HOXA13 promotes prostate cancer metastasis by inhibiting ferroptosis via upregulating SLC7A11 and SLC3A2.

[BACKGROUND] HOXA13, a member of the homeobox gene family, has emerged as a potential oncogenic driver in prostate cancer (PCa). However, its regulatory role in ferroptosis and interactions with SLC7A11 and SLC3A2 remain unclear. This study investigates the functional significance of HOXA13 in PCa progression and its mechanistic link to SLC7A11/SLC3A2-mediated ferroptosis suppression.

[METHODS] HOXA13 expression in PCa tissues and cell lines was analyzed via RT-qPCR and Western blot. Functional assays (CCK-8, colony formation, wound healing, Transwell) and ferroptosis markers (ROS, MDA, iron levels) were evaluated in HOXA13-knockdown PCa cells. Transcriptional regulation of SLC7A11/SLC3A2 by HOXA13 was validated using ChIP-PCR, dual-luciferase reporter assays, and rescue experiments. In vivo tumor growth was assessed in nude mouse xenograft models. The positive signal of ki67, 4-HNE in tumor tissue was detected by immunohistochemical staining.

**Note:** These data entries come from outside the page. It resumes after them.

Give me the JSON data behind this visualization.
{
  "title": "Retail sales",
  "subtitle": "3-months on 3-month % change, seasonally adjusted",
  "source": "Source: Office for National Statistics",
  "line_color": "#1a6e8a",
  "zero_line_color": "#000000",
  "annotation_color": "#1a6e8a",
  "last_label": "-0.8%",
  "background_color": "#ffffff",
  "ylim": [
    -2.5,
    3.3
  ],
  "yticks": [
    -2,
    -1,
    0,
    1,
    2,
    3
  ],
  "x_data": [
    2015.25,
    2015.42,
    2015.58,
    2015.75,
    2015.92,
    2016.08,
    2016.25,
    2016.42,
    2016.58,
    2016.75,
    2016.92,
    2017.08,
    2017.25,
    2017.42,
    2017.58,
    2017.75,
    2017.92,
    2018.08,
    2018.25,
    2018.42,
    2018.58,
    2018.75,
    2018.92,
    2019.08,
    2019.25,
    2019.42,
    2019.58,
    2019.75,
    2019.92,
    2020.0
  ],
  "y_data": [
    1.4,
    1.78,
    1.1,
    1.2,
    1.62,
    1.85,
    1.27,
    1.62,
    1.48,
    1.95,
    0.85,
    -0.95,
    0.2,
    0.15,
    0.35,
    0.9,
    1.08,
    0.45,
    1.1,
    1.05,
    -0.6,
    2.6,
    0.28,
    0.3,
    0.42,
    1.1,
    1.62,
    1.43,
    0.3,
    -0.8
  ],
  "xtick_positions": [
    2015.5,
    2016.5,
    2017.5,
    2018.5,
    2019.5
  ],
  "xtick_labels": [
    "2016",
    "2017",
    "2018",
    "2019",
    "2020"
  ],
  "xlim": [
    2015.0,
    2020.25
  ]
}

[RESULTS] HOXA13 was significantly upregulated in PCa tissues and cell lines compared to normal controls. HOXA13 knockdown elevated ROS, MDA, and intracellular iron levels, promoting ferroptosis, which was reversed by ferroptosis inhibitor (Ferrostatin-1). Knockdown HOXA13 inhibited PCa cell proliferation, migration, and invasion, partially rescued by SLC7A11/SLC3A2 overexpression. HOXA13 directly bound to promoters of SLC7A11 and SLC3A2, enhancing their transcription. SLC7A11/SLC3A2 reversed ferroptosis and restored tumor growth in vitro and in vivo. HOXA13 knockdown suppressed xenograft tumor growth in mice, while SLC7A11/SLC3A2 overexpression restored tumorigenicity.

[CONCLUSION] HOXA13 drives PCa progression by transcriptionally activating SLC7A11 and SLC3A2, which suppress ferroptosis and enhance proliferation and metastasis. The findings highlighted sh-HOXA13 promoting ferroptosis as a potential strategy for PCa treatment.